Hi, I really love your blog and creative puns! Can you tell me more about your job? I want to learn more about being an editor. What did you major in? What kinds of options did you have and is your job a specialized editing job or not? Are you secure in it and besides questionable vampire erotica written by people who seem not to ever have interacted with another person before, do you like it? I kind of want to be an editor but I don't know too much about it. Thank you so much!
So I’ve talked a lot about how I got into editing before, and I always feel like I’m bursting people’s bubbles. Because I am not the poster child for a successful career. I am in fact the opposite. I graduated with my Bachelor of Arts with Honors in Literature and Linguistics, just as my friend got promoted to Senior Editor at her work. She needed an assistant, I did a competency test or five, and I got hired on to work my way up from run-around monkey, to final line editor, to occasionally working on copy/sorting the slush pile.
Most houses want you to have a Masters in Publishing. But because I had friends in the house, my lack of qualifications were ignored, and I was competent and worked hard so they were happy to let me learn the old way, like an apprentice. As with many things in this kind of industry, it’s who you know, not necessarily what. I got certified in proofing, editing and a whole bunch of other formatting and tech stuff and was pretty much running at full steam ahead and loving it.
And then the second wave of the 2008 Economic Recession hit the UK again in 2013 and the House moved me from employee to contractor...and then contractor to occasional worker...and then me and my friend struck out on our own because the House couldn’t afford to keep us and let go of six other people as well, and well, put it this way, my friend is living on welfare after a complete mental collapse, and I went back to catering events and waiting tables to make ends meet. Freelance is incredibly hard work, especially when you have authors who are not used to having to pay you up front for your fees and suddenly don’t think you’re worth it.
So no. It was not a secure line of work. And freelancing certainly isn’t. For me to make half of what I made in House, I’d need to work 60 hours a week. I used to work 30. But people don’t want to pay for skilled services, so when you turn round and tell them “yea I’m $25 an hour” (Which is still $20 less than what I used to get) they balk and say “What, for fixing grammar???!!” and then flounce off to do their own thing. Which is why so many self published books have the narrative flow of mud.
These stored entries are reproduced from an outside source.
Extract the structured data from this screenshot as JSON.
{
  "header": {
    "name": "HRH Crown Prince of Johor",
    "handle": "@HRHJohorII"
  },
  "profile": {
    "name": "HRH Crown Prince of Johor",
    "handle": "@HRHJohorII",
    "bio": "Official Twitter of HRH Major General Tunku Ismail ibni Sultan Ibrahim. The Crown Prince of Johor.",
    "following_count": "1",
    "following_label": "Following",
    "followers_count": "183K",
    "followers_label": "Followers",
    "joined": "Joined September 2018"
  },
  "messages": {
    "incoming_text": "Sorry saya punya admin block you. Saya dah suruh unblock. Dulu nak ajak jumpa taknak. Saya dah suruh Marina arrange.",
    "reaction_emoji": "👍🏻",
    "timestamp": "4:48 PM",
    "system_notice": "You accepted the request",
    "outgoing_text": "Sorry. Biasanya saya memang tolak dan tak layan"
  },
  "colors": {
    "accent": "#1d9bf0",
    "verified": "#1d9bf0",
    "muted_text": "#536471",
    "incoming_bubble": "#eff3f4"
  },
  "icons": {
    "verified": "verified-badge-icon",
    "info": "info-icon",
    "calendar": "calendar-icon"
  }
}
The money I make now from freelancing is...well it’s not enough to even get taxed under the IRS, they basically laugh it off as chump change and pat me on the head for telling them. But that’s also in part because I am far too sick to work the hours I would need to work in order to make it work. So I’m very lucky for my husband’s income, and also the people here on tumblr who throw money into my tip jar every now and then, and now my patreon too. If it hadn’t been for people donating earlier in the year I wouldn’t have been able to afford vital medical testing, and we’d have had collectors harassing us for my ER bill in January. (Because nothing rounds up a near death experience like collection agencies demanding money—America! F Yeah!)
That all said? I genuinely love editing. I love working with people on their creative babies, I love watching writers grow, I love watching a book take off. I love keeping an eye on the careers of people I did work with and seeing them do well. I loved all of it, questionable vampires and all. So if you really really want to do the thing? Talk to your careers counselor at school about current requirements, apply for every single internship you can find. And be prepared to work your absolute ass off. But if you love it? It’ll be worth.